35      However, those documents are not sufficient to substantiate the continuation of the applicants’ interest in bringing proceedings from the point of view of an action for damages. Those documents do not make it possible to identify precisely the damage sustained by Murex and CHS as a result of any unlawfulness of the contested regulation, or to identify the legal consequences for those companies of any unlawfulness of the contested regulation.

36      Nor have the applicants set out any evidence to substantiate that they still have an interest in bringing proceedings in terms of there being a risk of a repetition of an alleged unlawfulness of the contested regulation, which would exist independently of the circumstances which gave rise to the present action.

37      It follows that the applicants have not demonstrated the existence of specific elements which would support the conclusion that they have retained an interest in seeking the annulment of the repealed anti-dumping duty, within the meaning of the case-law referred to in paragraphs 24 to 26 above.

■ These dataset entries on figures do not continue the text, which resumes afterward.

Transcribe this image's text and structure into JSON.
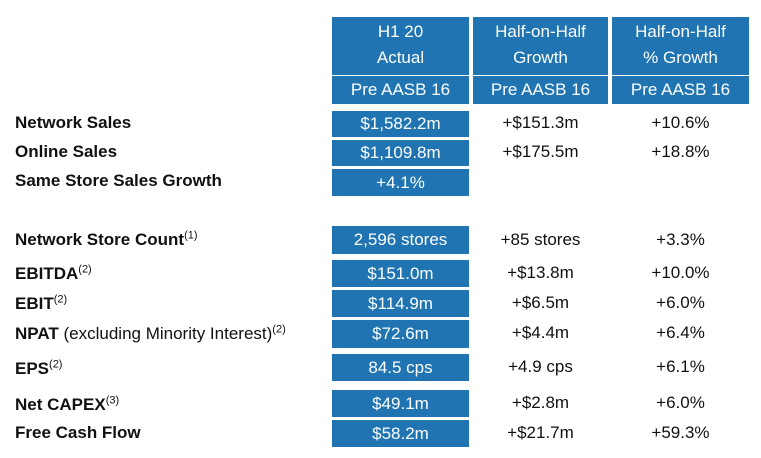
{
  "header": {
    "col1": {
      "line1": "H1 20",
      "line2": "Actual",
      "basis": "Pre AASB 16"
    },
    "col2": {
      "line1": "Half-on-Half",
      "line2": "Growth",
      "basis": "Pre AASB 16"
    },
    "col3": {
      "line1": "Half-on-Half",
      "line2": "% Growth",
      "basis": "Pre AASB 16"
    }
  },
  "rows": [
    {
      "label": "Network Sales",
      "note": "",
      "sup": "",
      "actual": "$1,582.2m",
      "growth": "+$151.3m",
      "pct": "+10.6%"
    },
    {
      "label": "Online Sales",
      "note": "",
      "sup": "",
      "actual": "$1,109.8m",
      "growth": "+$175.5m",
      "pct": "+18.8%"
    },
    {
      "label": "Same Store Sales Growth",
      "note": "",
      "sup": "",
      "actual": "+4.1%",
      "growth": "",
      "pct": ""
    },
    {
      "label": "Network Store Count",
      "note": "",
      "sup": "(1)",
      "actual": "2,596 stores",
      "growth": "+85 stores",
      "pct": "+3.3%"
    },
    {
      "label": "EBITDA",
      "note": "",
      "sup": "(2)",
      "actual": "$151.0m",
      "growth": "+$13.8m",
      "pct": "+10.0%"
    },
    {
      "label": "EBIT",
      "note": "",
      "sup": "(2)",
      "actual": "$114.9m",
      "growth": "+$6.5m",
      "pct": "+6.0%"
    },
    {
      "label": "NPAT",
      "note": " (excluding Minority Interest)",
      "sup": "(2)",
      "actual": "$72.6m",
      "growth": "+$4.4m",
      "pct": "+6.4%"
    },
    {
      "label": "EPS",
      "note": "",
      "sup": "(2)",
      "actual": "84.5 cps",
      "growth": "+4.9 cps",
      "pct": "+6.1%"
    },
    {
      "label": "Net CAPEX",
      "note": "",
      "sup": "(3)",
      "actual": "$49.1m",
      "growth": "+$2.8m",
      "pct": "+6.0%"
    },
    {
      "label": "Free Cash Flow",
      "note": "",
      "sup": "",
      "actual": "$58.2m",
      "growth": "+$21.7m",
      "pct": "+59.3%"
    }
  ],
  "colors": {
    "accent": "#1F74B1",
    "text": "#111111",
    "header_text": "#ffffff"
  }
}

38      In those circumstances, it must be concluded that they no longer have an interest in bringing proceedings against the contested regulation and that there is no longer any need to adjudicate on the action.

 Costs

39      In the initial judgment, the parties were ordered to bear their own costs. In the appeal judgment, the Court of Justice reserved the costs. It is, therefore, for the General Court to decide, in the present order, on all the costs relating to the various proceedings, in accordance with Article 219 of the Rules of Procedure.

40      Where a case does not proceed to judgment, Article 137 of the Rules of Procedure provides that the costs are to be in the discretion of the General Court.

41      In the present case, it must be held that the main parties have been partially unsuccessful in their claims. In those circumstances and in the light of all the circumstances of the case, the applicants and the Council must be ordered to bear their own costs relating to the various proceedings which took place before the General Court and before the Court of Justice.

42      In accordance with Article 138(1) of the Rules of Procedure, the institutions which have intervened in the proceedings are to bear their own costs. It is therefore appropriate to decide that the Commission must bear its own costs.

43      Lastly, according to Article 138(3) of the Rules of Procedure, the General Court may order an intervener other than those referred to in Article 138(1) and (2) of those rules to bear its own costs. In the light of the circumstances of the case, it must be held that ePURE, de Europese Producenten Unie van Hernieuwbare Ethanol is to bear its own costs.

On those grounds,

THE GENERAL COURT (Seventh Chamber)

hereby orders:

1.      There is no longer any need to adjudicate on the action.

2.      Growth Energy and Renewable Fuels Association, the Council of the European Union, the European Commission and ePure, de Europese Producenten Unie van Hernieuwbare Ethanol shall bear their own costs.

Luxembourg, 14 November 2019.

E. Coulon

 

V. Tomljenović

Registrar

 

President


*      Language of the case: English.